Acelerar proyectos exige acelerar decisiones
Por Samuel Toro, Socio Gerente de SYM
- La reciente aprobación de la Ley Marco de Autorizaciones Sectoriales (Ley N° 21.770) abrió una discusión relevante para la minería y, especialmente, para regiones como Antofagasta. La normativa busca reducir entre un 30% y un 70% los tiempos de tramitación de 380 permisos sectoriales, pertenecientes a 37 servicios y 16 ministerios.
martes 28 de julio de 2026
Si logra ese objetivo, estaremos frente a una oportunidad concreta para acelerar proyectos estratégicos, como las iniciativas de desalación, y fortalecer la competitividad del sector.
Pero existe una pregunta que suele quedar fuera de la conversación: ¿están las organizaciones preparadas para tomar decisiones al ritmo que exige este nuevo escenario?
Es necesario ser preciso sobre qué resuelve la ley y qué no.

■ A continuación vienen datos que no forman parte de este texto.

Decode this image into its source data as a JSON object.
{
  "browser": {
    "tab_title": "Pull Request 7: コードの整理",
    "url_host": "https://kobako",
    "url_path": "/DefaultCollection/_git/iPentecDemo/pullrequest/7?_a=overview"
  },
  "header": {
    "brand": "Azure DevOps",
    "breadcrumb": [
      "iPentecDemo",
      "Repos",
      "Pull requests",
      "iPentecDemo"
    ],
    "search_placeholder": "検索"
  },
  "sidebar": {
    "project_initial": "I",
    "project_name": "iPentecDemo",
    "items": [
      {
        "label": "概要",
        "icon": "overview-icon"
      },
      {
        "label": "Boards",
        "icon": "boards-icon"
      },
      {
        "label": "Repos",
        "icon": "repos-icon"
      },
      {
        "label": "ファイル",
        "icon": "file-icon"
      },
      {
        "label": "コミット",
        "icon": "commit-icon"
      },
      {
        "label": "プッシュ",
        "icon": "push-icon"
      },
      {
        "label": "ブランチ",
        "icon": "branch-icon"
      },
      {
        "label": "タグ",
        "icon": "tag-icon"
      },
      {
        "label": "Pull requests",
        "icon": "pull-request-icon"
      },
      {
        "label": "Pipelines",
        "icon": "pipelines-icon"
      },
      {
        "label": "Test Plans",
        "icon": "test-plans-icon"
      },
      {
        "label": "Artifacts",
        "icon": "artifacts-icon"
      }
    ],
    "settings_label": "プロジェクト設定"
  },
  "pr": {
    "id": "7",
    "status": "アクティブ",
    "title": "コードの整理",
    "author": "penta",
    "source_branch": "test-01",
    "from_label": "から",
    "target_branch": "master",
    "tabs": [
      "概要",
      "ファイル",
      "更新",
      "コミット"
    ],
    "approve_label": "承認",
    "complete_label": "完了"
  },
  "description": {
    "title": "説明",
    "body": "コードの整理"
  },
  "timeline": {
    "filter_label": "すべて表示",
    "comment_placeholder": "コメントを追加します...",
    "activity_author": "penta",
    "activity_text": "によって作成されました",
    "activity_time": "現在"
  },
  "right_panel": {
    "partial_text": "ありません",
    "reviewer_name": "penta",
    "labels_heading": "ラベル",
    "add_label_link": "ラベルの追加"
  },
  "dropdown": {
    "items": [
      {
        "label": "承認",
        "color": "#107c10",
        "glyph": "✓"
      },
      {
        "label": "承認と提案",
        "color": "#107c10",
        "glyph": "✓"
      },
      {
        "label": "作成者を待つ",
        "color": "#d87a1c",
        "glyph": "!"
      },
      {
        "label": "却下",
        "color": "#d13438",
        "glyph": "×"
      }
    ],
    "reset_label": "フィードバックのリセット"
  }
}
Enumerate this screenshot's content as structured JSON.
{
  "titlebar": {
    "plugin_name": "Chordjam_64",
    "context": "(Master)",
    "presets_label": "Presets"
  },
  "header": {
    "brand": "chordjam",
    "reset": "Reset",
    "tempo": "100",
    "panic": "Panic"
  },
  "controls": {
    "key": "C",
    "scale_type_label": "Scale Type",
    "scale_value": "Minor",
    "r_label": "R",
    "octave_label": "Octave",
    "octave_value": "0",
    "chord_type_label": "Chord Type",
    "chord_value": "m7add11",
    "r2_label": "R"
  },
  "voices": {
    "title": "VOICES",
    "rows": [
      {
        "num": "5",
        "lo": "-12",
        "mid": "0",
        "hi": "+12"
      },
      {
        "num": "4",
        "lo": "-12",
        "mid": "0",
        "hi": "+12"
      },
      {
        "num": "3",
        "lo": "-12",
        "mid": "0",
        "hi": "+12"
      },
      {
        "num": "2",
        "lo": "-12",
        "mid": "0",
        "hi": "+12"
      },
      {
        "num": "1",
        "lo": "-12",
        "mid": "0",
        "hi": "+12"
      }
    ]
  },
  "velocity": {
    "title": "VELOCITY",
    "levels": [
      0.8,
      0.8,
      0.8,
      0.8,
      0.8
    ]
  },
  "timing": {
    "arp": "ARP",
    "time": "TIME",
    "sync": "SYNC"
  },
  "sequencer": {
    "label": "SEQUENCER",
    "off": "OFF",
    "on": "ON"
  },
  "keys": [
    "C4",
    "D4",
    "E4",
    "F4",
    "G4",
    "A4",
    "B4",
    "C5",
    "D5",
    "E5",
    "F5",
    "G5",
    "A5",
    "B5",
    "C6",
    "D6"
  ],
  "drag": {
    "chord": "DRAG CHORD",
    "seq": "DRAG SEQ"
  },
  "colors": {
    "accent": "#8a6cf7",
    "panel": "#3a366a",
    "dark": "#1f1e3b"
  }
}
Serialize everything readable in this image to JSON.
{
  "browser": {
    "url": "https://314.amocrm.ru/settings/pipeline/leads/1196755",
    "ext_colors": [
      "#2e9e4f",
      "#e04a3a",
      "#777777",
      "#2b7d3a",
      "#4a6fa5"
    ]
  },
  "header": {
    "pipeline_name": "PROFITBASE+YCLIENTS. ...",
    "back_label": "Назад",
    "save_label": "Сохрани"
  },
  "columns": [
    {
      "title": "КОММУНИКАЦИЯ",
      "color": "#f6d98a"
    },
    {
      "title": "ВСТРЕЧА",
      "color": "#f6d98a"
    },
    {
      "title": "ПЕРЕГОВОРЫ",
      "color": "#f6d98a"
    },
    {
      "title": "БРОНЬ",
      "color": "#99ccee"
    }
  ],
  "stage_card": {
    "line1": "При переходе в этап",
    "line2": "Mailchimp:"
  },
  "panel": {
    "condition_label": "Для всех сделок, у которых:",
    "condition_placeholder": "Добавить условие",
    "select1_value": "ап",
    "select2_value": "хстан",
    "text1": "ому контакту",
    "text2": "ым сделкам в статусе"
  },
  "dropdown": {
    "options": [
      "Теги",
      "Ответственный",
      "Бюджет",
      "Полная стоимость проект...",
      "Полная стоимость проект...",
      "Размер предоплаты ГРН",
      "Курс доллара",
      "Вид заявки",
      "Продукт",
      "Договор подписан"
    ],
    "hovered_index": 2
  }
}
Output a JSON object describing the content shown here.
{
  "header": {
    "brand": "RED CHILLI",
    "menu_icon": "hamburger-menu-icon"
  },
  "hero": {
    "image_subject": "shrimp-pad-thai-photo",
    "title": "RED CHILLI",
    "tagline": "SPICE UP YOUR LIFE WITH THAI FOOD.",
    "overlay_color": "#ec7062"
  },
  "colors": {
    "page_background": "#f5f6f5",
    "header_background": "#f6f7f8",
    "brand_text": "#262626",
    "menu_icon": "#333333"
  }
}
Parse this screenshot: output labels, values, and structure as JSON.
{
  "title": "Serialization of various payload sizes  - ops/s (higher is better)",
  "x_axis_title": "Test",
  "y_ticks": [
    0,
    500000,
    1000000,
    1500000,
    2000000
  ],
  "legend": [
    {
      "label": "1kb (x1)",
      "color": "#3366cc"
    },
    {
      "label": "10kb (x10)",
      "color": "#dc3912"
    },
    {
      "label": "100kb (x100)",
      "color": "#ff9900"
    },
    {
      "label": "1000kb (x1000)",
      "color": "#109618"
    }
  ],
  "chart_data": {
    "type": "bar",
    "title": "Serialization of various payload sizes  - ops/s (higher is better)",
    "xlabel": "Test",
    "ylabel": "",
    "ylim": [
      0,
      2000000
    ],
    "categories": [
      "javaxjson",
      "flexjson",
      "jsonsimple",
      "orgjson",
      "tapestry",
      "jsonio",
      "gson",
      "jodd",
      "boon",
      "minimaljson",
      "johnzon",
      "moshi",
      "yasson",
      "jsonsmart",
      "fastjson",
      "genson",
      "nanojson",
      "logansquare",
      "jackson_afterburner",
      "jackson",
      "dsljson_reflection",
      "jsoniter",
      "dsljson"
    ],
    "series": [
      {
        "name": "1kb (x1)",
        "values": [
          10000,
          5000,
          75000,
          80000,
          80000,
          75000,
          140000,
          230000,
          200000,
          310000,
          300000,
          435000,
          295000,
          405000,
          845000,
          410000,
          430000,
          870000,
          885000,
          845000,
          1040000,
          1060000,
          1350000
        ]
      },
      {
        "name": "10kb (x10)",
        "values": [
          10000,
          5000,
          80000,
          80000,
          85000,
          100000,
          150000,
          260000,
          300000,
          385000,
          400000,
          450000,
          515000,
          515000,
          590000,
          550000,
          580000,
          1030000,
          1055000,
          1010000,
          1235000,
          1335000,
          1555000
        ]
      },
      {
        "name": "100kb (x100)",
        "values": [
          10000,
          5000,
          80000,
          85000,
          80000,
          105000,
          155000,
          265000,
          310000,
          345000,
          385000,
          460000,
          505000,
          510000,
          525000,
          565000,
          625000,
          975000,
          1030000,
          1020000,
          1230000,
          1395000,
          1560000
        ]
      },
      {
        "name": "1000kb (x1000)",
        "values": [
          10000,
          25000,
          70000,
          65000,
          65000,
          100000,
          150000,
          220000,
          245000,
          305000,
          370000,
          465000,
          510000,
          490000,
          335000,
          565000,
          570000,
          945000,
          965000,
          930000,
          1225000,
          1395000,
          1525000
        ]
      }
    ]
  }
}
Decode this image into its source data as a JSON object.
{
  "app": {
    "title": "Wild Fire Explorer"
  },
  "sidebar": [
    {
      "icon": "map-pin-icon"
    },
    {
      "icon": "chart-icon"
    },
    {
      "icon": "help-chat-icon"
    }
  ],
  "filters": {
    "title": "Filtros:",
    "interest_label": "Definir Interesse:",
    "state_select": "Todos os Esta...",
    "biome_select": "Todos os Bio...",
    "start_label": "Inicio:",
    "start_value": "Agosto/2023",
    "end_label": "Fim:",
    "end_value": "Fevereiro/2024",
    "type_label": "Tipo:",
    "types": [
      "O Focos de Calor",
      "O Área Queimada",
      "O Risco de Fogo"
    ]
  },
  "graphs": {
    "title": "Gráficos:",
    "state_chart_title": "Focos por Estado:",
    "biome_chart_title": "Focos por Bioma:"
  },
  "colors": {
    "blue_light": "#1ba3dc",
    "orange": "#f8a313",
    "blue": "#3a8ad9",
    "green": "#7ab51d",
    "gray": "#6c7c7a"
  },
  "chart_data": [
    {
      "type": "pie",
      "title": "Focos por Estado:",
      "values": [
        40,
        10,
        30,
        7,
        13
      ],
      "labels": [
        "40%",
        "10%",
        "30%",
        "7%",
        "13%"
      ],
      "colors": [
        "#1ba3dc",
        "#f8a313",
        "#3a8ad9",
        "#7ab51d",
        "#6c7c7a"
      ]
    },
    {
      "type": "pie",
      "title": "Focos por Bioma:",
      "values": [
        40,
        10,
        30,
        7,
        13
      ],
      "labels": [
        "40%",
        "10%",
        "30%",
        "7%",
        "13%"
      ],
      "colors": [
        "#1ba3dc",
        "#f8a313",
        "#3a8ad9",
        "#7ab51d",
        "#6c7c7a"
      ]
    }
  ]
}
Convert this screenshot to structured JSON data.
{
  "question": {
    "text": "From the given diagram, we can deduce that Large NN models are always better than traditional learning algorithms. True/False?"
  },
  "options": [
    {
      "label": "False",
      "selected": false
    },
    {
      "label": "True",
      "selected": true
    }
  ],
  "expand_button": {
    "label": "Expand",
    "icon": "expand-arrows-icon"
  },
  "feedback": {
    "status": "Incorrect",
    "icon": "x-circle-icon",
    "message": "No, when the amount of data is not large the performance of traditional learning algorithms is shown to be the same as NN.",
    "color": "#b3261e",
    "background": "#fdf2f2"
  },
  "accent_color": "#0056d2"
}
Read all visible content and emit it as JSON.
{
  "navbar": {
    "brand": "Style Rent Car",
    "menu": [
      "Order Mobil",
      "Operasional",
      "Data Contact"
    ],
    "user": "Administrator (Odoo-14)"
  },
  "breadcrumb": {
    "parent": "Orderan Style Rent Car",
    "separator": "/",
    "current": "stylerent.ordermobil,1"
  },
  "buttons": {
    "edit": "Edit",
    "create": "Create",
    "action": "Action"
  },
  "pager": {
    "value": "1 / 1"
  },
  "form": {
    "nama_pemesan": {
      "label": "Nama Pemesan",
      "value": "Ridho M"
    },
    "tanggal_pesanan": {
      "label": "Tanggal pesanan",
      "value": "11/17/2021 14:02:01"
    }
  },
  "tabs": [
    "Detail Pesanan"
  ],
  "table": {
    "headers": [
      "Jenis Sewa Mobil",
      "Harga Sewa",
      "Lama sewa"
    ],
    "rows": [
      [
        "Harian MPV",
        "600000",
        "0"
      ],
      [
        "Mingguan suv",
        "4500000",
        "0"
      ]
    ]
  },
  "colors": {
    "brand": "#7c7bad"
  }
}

La Ley 21.770 ataca la tramitación administrativa: estandariza permisos, permite tramitación paralela y fija plazos máximos con silencio administrativo positivo. No interviene en el trámite ambiental propiamente tal ni en la judicialización de las RCA ante los Tribunales Ambientales, que ha sido, en la práctica, uno de los principales factores de incertidumbre en plazos de grandes proyectos mineros. Reducir el tiempo de 380 permisos sectoriales es una ganancia real, pero no elimina el riesgo de que un proyecto quede detenido meses o años por una impugnación judicial. Ese riesgo depende de decisiones muy distintas: cómo se gestiona la relación con las comunidades, cómo se anticipan observaciones técnicas y cómo se construye la evidencia ambiental desde el diseño del proyecto, no solo en la etapa de tramitación.
Ahí es donde la capacidad interna de decisión sí importa, y donde probablemente estará el próximo cuello de botella. Las mineras cuentan hoy con una enorme cantidad de datos operacionales, ambientales, climáticos y sociales. Sin embargo, disponer de más información no garantiza necesariamente mejores decisiones. Muchas veces los datos existen, pero permanecen dispersos entre distintas áreas, sistemas o equipos, dificultando la capacidad de anticiparse y responder oportunamente a los desafíos, tanto en la gestión del proyecto como en la relación con la autoridad y las comunidades.
La gestión del agua es un buen ejemplo de esta doble exigencia. La desalación aparece cada vez con más fuerza como solución frente a la creciente presión sobre los recursos hídricos continentales. Pero desarrollar esa infraestructura requiere, además de un marco regulatorio más ágil, coordinar múltiples actores y tomar decisiones complejas en plazos acotados, con información que hoy rara vez está consolidada en un solo lugar.
Por eso, la competitividad de la minería ya no dependerá únicamente de la calidad de los recursos, de la incorporación de nuevas tecnologías o de una tramitación más rápida. Dependerá también de la capacidad de conectar información dispersa, comprender riesgos con anticipación y tomar decisiones oportunas en un entorno cada vez más dinámico y con menos margen regulatorio para el error.
Y si hay un lugar donde esta conversación resulta especialmente relevante, es Antofagasta. La región concentra algunas de las inversiones mineras más importantes del país y será protagonista de gran parte de las transformaciones que marcarán el futuro de la industria.
Porque acelerar proyectos es una buena noticia, y la Ley 21.770 es un paso concreto en esa dirección. Pero para aprovechar plenamente esa oportunidad, también será necesario acelerar, dentro de cada organización, la capacidad de comprender escenarios, anticipar desafíos —incluidos los que la nueva ley no resuelve— y tomar mejores decisiones.